Zakir Hussain, one of India’s most respected classical musicians, died on Sunday in San Francisco at the age of 73. Thanks to his fruitful collaborations with Western musicians, especially guitarist John McLaughlin and ex-Beatles George Harrison, Indian classical music – and especially the percussion instrument tabla – reached the world’s leading stages. TASR informs about it based on the report of the AP agency.
Zakir Hussain died of idiopathic pulmonary fibrosis – a chronic lung disease – at a San Francisco hospitalhis family said in a statement cited by the AP agency.
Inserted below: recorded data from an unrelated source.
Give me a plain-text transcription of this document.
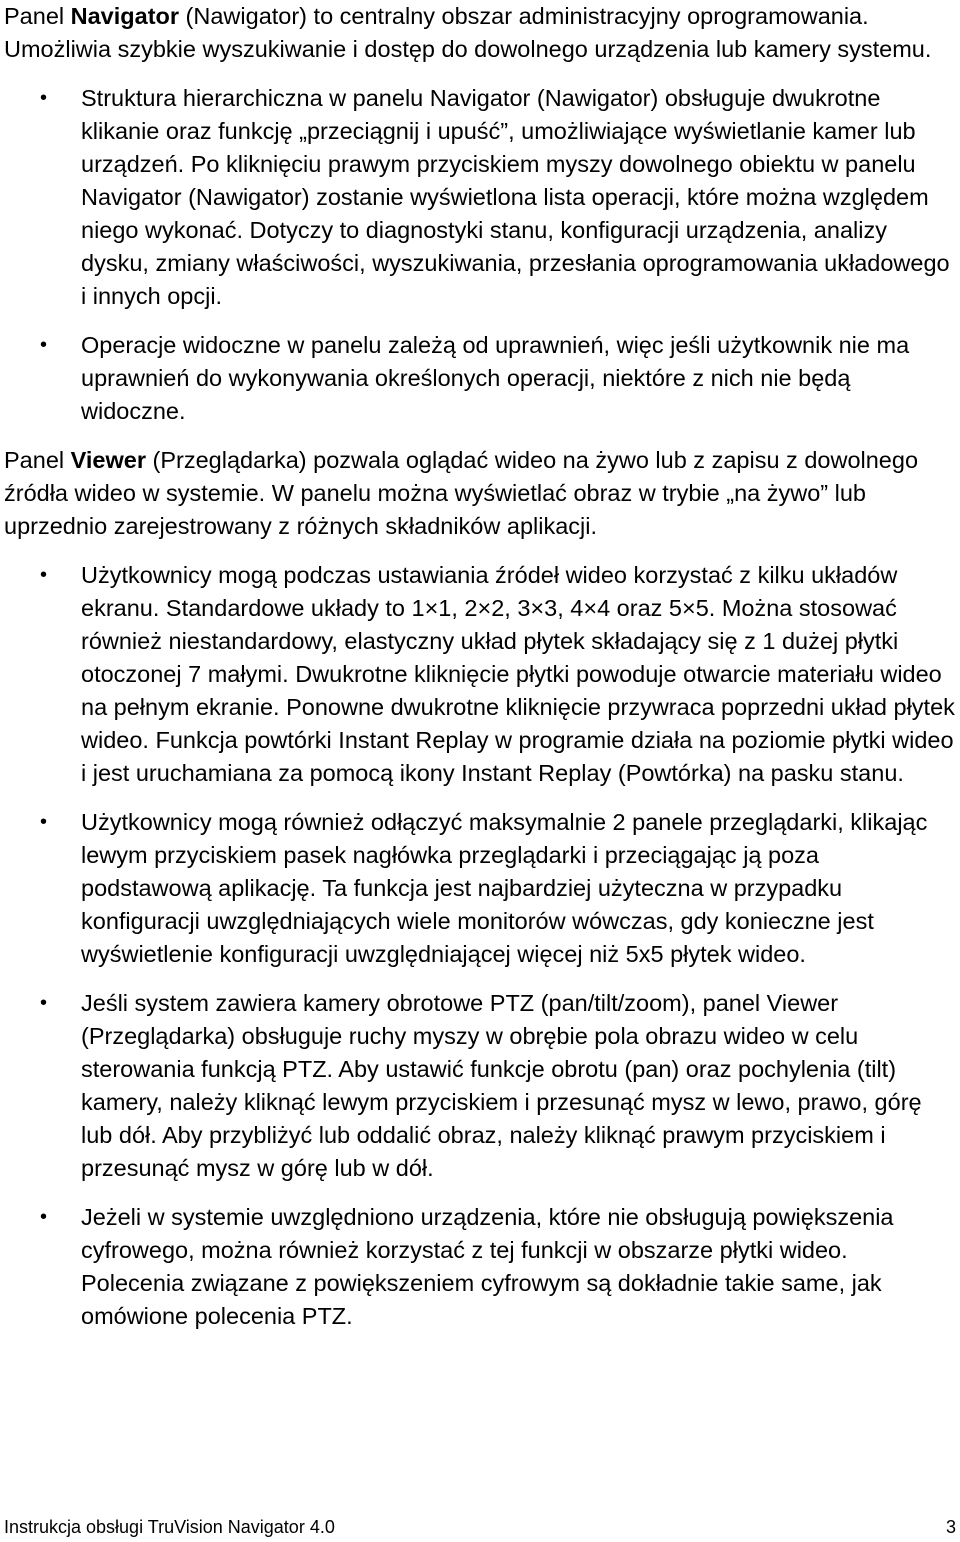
Panel Navigator (Nawigator) to centralny obszar administracyjny oprogramowania. Umożliwia szybkie wyszukiwanie i dostęp do dowolnego urządzenia lub kamery systemu.

• Struktura hierarchiczna w panelu Navigator (Nawigator) obsługuje dwukrotne klikanie oraz funkcję „przeciągnij i upuść”, umożliwiające wyświetlanie kamer lub urządzeń. Po kliknięciu prawym przyciskiem myszy dowolnego obiektu w panelu Navigator (Nawigator) zostanie wyświetlona lista operacji, które można względem niego wykonać. Dotyczy to diagnostyki stanu, konfiguracji urządzenia, analizy dysku, zmiany właściwości, wyszukiwania, przesłania oprogramowania układowego i innych opcji.
• Operacje widoczne w panelu zależą od uprawnień, więc jeśli użytkownik nie ma uprawnień do wykonywania określonych operacji, niektóre z nich nie będą widoczne.

Panel Viewer (Przeglądarka) pozwala oglądać wideo na żywo lub z zapisu z dowolnego źródła wideo w systemie. W panelu można wyświetlać obraz w trybie „na żywo” lub uprzednio zarejestrowany z różnych składników aplikacji.

• Użytkownicy mogą podczas ustawiania źródeł wideo korzystać z kilku układów ekranu. Standardowe układy to 1×1, 2×2, 3×3, 4×4 oraz 5×5. Można stosować również niestandardowy, elastyczny układ płytek składający się z 1 dużej płytki otoczonej 7 małymi. Dwukrotne kliknięcie płytki powoduje otwarcie materiału wideo na pełnym ekranie. Ponowne dwukrotne kliknięcie przywraca poprzedni układ płytek wideo. Funkcja powtórki Instant Replay w programie działa na poziomie płytki wideo i jest uruchamiana za pomocą ikony Instant Replay (Powtórka) na pasku stanu.
• Użytkownicy mogą również odłączyć maksymalnie 2 panele przeglądarki, klikając lewym przyciskiem pasek nagłówka przeglądarki i przeciągając ją poza podstawową aplikację. Ta funkcja jest najbardziej użyteczna w przypadku konfiguracji uwzględniających wiele monitorów wówczas, gdy konieczne jest wyświetlenie konfiguracji uwzględniającej więcej niż 5x5 płytek wideo.
• Jeśli system zawiera kamery obrotowe PTZ (pan/tilt/zoom), panel Viewer (Przeglądarka) obsługuje ruchy myszy w obrębie pola obrazu wideo w celu sterowania funkcją PTZ. Aby ustawić funkcje obrotu (pan) oraz pochylenia (tilt) kamery, należy kliknąć lewym przyciskiem i przesunąć mysz w lewo, prawo, górę lub dół. Aby przybliżyć lub oddalić obraz, należy kliknąć prawym przyciskiem i przesunąć mysz w górę lub w dół.
• Jeżeli w systemie uwzględniono urządzenia, które nie obsługują powiększenia cyfrowego, można również korzystać z tej funkcji w obszarze płytki wideo. Polecenia związane z powiększeniem cyfrowym są dokładnie takie same, jak omówione polecenia PTZ.
Instrukcja obsługi TruVision Navigator 4.0	3
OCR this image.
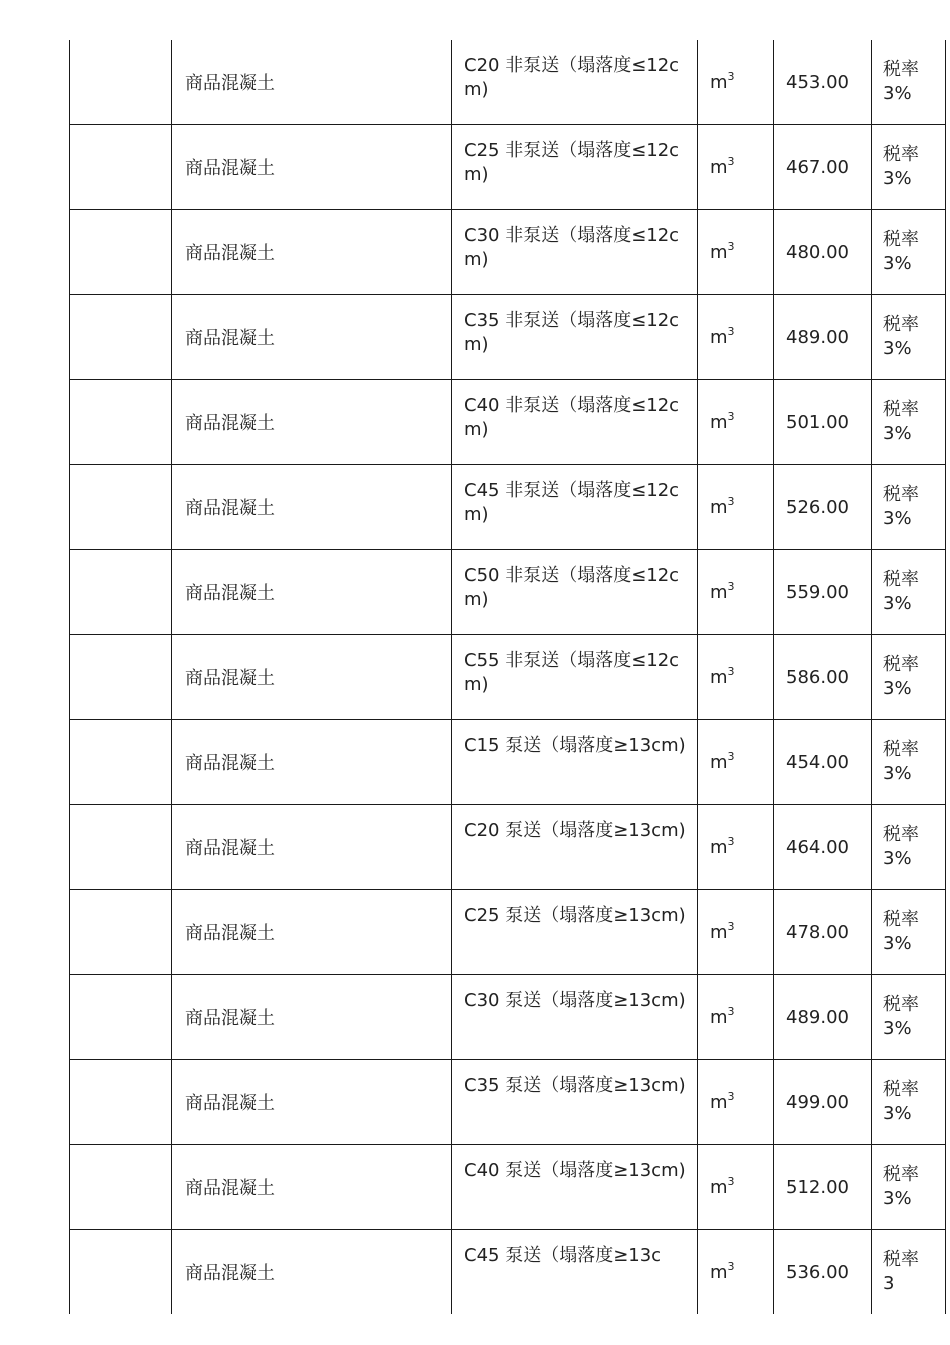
	商品混凝土	C20 非泵送（塌落度≤12cm)	$m^3$	453.00	税率3%

	商品混凝土	C25 非泵送（塌落度≤12cm)	$m^3$	467.00	税率3%

	商品混凝土	C30 非泵送（塌落度≤12cm)	$m^3$	480.00	税率3%

	商品混凝土	C35 非泵送（塌落度≤12cm)	$m^3$	489.00	税率3%

	商品混凝土	C40 非泵送（塌落度≤12cm)	$m^3$	501.00	税率3%

	商品混凝土	C45 非泵送（塌落度≤12cm)	$m^3$	526.00	税率3%

	商品混凝土	C50 非泵送（塌落度≤12cm)	$m^3$	559.00	税率3%

	商品混凝土	C55 非泵送（塌落度≤12cm)	$m^3$	586.00	税率3%

	商品混凝土	C15 泵送（塌落度≥13cm)	$m^3$	454.00	税率3%

	商品混凝土	C20 泵送（塌落度≥13cm)	$m^3$	464.00	税率3%

	商品混凝土	C25 泵送（塌落度≥13cm)	$m^3$	478.00	税率3%

	商品混凝土	C30 泵送（塌落度≥13cm)	$m^3$	489.00	税率3%

	商品混凝土	C35 泵送（塌落度≥13cm)	$m^3$	499.00	税率3%

	商品混凝土	C40 泵送（塌落度≥13cm)	$m^3$	512.00	税率3%

	商品混凝土	C45 泵送（塌落度≥13c	$m^3$	536.00	税率3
Born in Mumbai in 1951, he was destined for a musical career right from childhood: his father was Alla Rakha (1919-2000), who played tabla drums with the legendary sitarist Ravi Shankar.
Zakir Hussain started performing in India at the age of 12. It was introduced to an international audience by drummer Mickey Hart from the Greateful Dead, who invited the father and son Hussains to record the Rolling Thunder album in 1972.
A year later, George Harrison invited Zakir Hussain to record his fourth solo album, Living in the Material World, which was released in 1973. In the same year, Hussain founded the Indian jazz fusion group Shakti with jazz guitarist John McLaughlin. which played acoustic fusion music, combining Indian music with elements of jazz, introducing a new sound to Western audiences. The ensemble toured world stages for five years, releasing three albums in 1976 and 1977.
20 years later, Hussain and McLaughlin came up with a new form of orchestra called Remembering Shakti. In another form, Shakti presented herself in 2020 and in 2023 – after a 46-year hiatus – she offered her fans the fourth album This Moment, which won this prestigious award in three categories at the last Grammy music awards ceremony. Hussain received his first Grammy Award in 2009.
Zakir Hussain’s discography includes over a hundred albums; this charismatic virtuoso recorded with L. Shankar, composer and saxophonist Jan Garbarek, saxophonist Pharoah Sanders, bassist Bill Laswell, and jazzmen Dave Holland, Chris Potter and Charles Lloyd.
Zakir Hussain has also written a number of film scores – including the score for Bernardo Bertolucci’s Little Buddha, 1993. He even acted in movies. In his last appearance, he played himself in director-actor Dev Patel’s feature film Monkey Man, which was released last spring.
Zakir Hussain can also be remembered by his fans in Slovakia – on November 5, 2014, he performed in the Big Concert Studio of the Slovak Radio in Bratislava.